Developing equipment and defect ontologies was key to this project. The existing equipment database was at the wrong granularity - units of equipment that fail often had a one-many relationship with parts in the equipment database. Unsupervised approaches were heavily used to explore the data and iteratively build the ontologies.

Another key piece of the project was capturing organization-wide experiential knowledge. We developed a web app for data entry along with an active learning approach to make the best use of the available input. Among other outputs, this was used to aggregate subjective evaluations of the likelihood of failure for an asset/defect combination into a quantitative estimate.

The processing pipeline involves a hierarchical system of Bayesian generalized linear models, quantifying uncertainty at each step, to generate an equipment and fault ontology node. Subsequent modules then estimate the likelihood and consequence of loss, repair cost, and calculate the final priority score.

Soil

Geological data platform

Multi-tenant enterprise web app
Correcting X-Ray fluorescence measurements

This multi-tenant SaaS platform for managing the data produced by minerals exploration companies evolved out of an app I built for my friend. She was spending hours each day maintaining and fixing master spreadsheets for the flood of data produced by staff each day.

This data management platform allows all staff to upload their own spreadsheets with upload-time error checking, applies calculation pipelines automatically, and makes the latest processed data with fine-grained permissions available for download to anyone anywhere.

Beams

Lab results delivery portal

PII health information
HL7 and FHIR healthcare data interoperability
White-box penetration testing audit

I developed a results delivery portal for a commercial toxicology lab with thousands of MAU.

This project involved a deep dive into the HL7 and FHIR health data interoperability standards.
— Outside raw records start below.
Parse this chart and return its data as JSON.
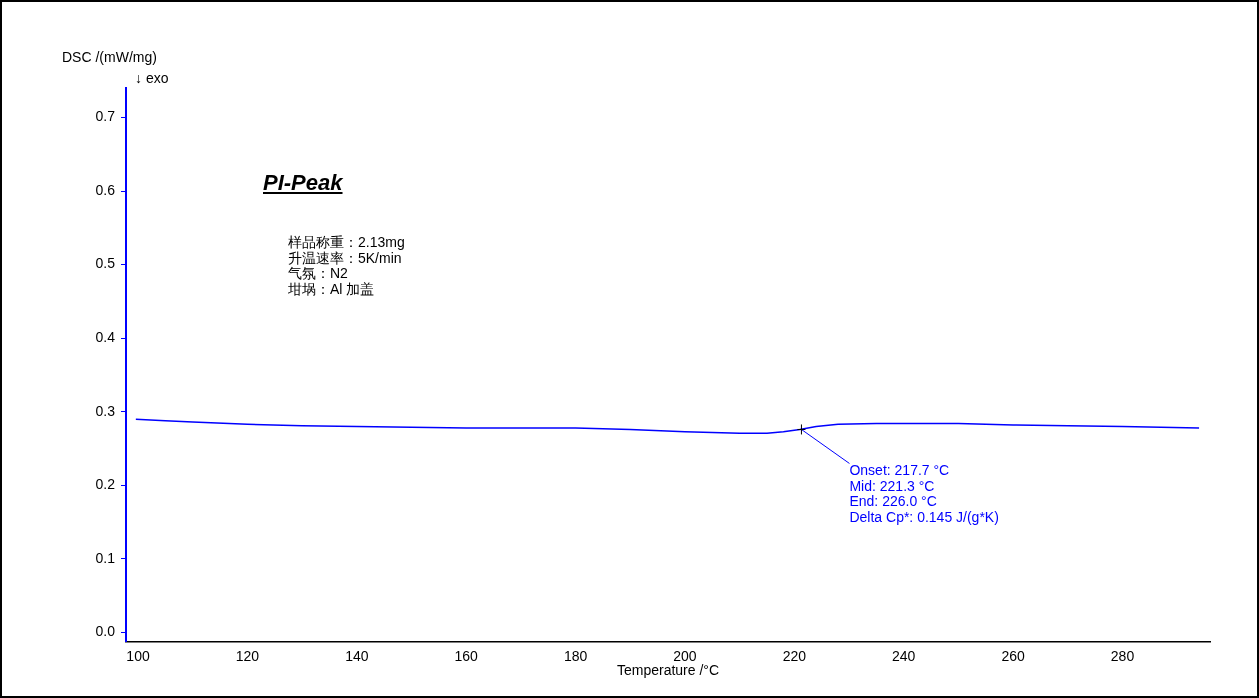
{
  "chart_data": {
    "type": "line",
    "title": "PI-Peak",
    "xlabel": "Temperature /°C",
    "ylabel": "DSC /(mW/mg)",
    "x": [
      99.6,
      105,
      110,
      120,
      130,
      140,
      150,
      160,
      170,
      180,
      190,
      200,
      210,
      215,
      218,
      221,
      224,
      228,
      235,
      240,
      250,
      260,
      270,
      280,
      294
    ],
    "series": [
      {
        "color": "#0000ff",
        "values": [
          0.29,
          0.288,
          0.286,
          0.283,
          0.281,
          0.28,
          0.279,
          0.278,
          0.278,
          0.278,
          0.276,
          0.273,
          0.271,
          0.271,
          0.273,
          0.276,
          0.28,
          0.283,
          0.284,
          0.284,
          0.284,
          0.282,
          0.281,
          0.28,
          0.278
        ]
      }
    ],
    "xlim": [
      97.8,
      296
    ],
    "xticks": [
      100,
      120,
      140,
      160,
      180,
      200,
      220,
      240,
      260,
      280
    ],
    "ylim": [
      -0.012,
      0.74
    ],
    "yticks": [
      {
        "value": 0,
        "label": "0.0"
      },
      0.1,
      0.2,
      0.3,
      0.4,
      0.5,
      0.6,
      0.7
    ],
    "annotations": [
      "↓ exo",
      "样品称重：2.13mg\n升温速率：5K/min\n气氛：N2\n坩埚：Al 加盖",
      {
        "text": "Onset: 217.7 °C\nMid: 221.3 °C\nEnd: 226.0 °C\nDelta Cp*: 0.145 J/(g*K)",
        "x": 221.3,
        "y": 0.276
      }
    ],
    "grid": false,
    "legend": false,
    "marker": "none",
    "line_style": "solid"
  }
}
I had to reverse-engineer 397 tables in the LabEclair LIS system, figure out where the information relating to patient results was stored, and then store these into a downstream database for rendering patient results in PDF form at request time.
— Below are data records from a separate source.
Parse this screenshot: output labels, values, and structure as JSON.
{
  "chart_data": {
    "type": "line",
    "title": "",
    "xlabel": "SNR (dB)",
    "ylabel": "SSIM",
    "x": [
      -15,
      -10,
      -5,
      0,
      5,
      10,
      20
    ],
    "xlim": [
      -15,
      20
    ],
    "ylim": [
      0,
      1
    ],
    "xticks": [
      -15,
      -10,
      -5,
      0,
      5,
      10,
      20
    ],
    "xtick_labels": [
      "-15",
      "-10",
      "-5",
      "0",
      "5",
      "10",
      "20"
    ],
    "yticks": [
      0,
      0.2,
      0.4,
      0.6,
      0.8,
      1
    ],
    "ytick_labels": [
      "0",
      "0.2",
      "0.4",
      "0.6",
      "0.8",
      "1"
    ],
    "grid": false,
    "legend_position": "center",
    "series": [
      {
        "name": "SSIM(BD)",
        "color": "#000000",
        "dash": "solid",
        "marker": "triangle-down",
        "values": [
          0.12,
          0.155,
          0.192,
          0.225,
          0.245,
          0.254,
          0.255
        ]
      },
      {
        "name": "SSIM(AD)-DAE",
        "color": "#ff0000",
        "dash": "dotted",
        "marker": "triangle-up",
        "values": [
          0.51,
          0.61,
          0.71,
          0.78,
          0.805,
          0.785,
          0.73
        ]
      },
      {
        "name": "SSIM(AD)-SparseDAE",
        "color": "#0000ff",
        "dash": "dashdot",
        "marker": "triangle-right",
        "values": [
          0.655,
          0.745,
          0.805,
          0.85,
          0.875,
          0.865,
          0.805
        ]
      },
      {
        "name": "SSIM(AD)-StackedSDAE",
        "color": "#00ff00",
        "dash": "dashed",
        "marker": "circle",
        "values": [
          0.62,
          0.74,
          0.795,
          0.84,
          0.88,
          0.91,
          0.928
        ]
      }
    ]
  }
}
It also includes some nice git-like functionality enabling lab users to edit reports downstream of the original source, and then interleaving new data from the source with existing user edits, including the ability to roll back to any previous version while maintaining the edit history.
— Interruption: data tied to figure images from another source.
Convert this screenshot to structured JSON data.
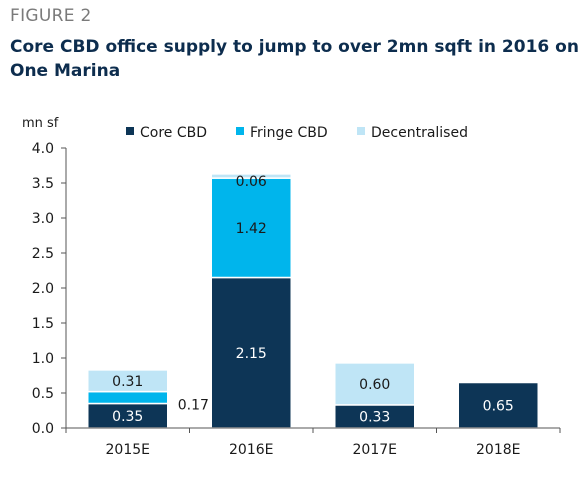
{
  "figure_label": "FIGURE 2",
  "title": "Core CBD office supply to jump to over 2mn sqft in 2016 on One Marina",
  "chart_data": {
    "type": "bar",
    "stacked": true,
    "categories": [
      "2015E",
      "2016E",
      "2017E",
      "2018E"
    ],
    "series": [
      {
        "name": "Core CBD",
        "color": "#0d3556",
        "label_color": "#ffffff",
        "values": [
          0.35,
          2.15,
          0.33,
          0.65
        ]
      },
      {
        "name": "Fringe CBD",
        "color": "#00b5ec",
        "label_color": "#1a1a1a",
        "values": [
          0.17,
          1.42,
          0,
          0
        ]
      },
      {
        "name": "Decentralised",
        "color": "#bfe5f6",
        "label_color": "#1a1a1a",
        "values": [
          0.31,
          0.06,
          0.6,
          0
        ]
      }
    ],
    "data_labels": [
      [
        "0.35",
        "2.15",
        "0.33",
        "0.65"
      ],
      [
        "0.17",
        "1.42",
        "",
        ""
      ],
      [
        "0.31",
        "0.06",
        "0.60",
        ""
      ]
    ],
    "ylabel": "mn sf",
    "ylim": [
      0,
      4.0
    ],
    "yticks": [
      "0.0",
      "0.5",
      "1.0",
      "1.5",
      "2.0",
      "2.5",
      "3.0",
      "3.5",
      "4.0"
    ],
    "ytick_values": [
      0,
      0.5,
      1.0,
      1.5,
      2.0,
      2.5,
      3.0,
      3.5,
      4.0
    ],
    "legend_position": "top",
    "grid": false
  }
}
Due to a desire to keep dependencies to an absolute minmum, I wrote the authentication/ authorization and user management code from scratch, which subsequently passed an externally contracted white-box penetration test. Also, this project is built to be easily maintained for as long as possilble, so the framework stack was kept minimimal - Node.js, Passport, EJS templates, and hand-written CSS.

Open Source

Almost all of the code I've written in the last decade is closed-source. These are a few of the open-source projects

Pi Historian

OSISoft PI Historian bulk download tool - 2018

.NET Core

OSISoft PI Historian (now AVEVA Server) is a time-series database used by heavy industry worldwide. Donwloading bulk data (millions of series, terabytes of data) for analytics or ML use is challenging - think Excel integrations with a maximum of 1,000 points per request.

It's now 2023 and this may have changed with an AVEVA cloud solution. However, last I checked, this tool was the only available/open source solution for the bulk download use case. It has been used by engineers at large firms worldwide.

Beams

Interpolating a surface point cloud - 2010

Matlab

I wrote this code because I had a raster scan of a very old contour plot - pressure contours from a physical wind tunnel test of a large industrial building. I wanted to turn these pressure contours into distributed loads and finally bending moments along the roof trusses.

First I digitized the contours into a 3D point cloud, with points along the contour lines. Then I made a Delaunay triangulation of the point cloud. Finally I took a set of points along the beam and interpolated the TIN surface at these points. This code (Matlab) conducts the Delaunay triangulation and then efficiently locates the triangle an arbitrary point falls inside and interpolates the point value from the triange surface.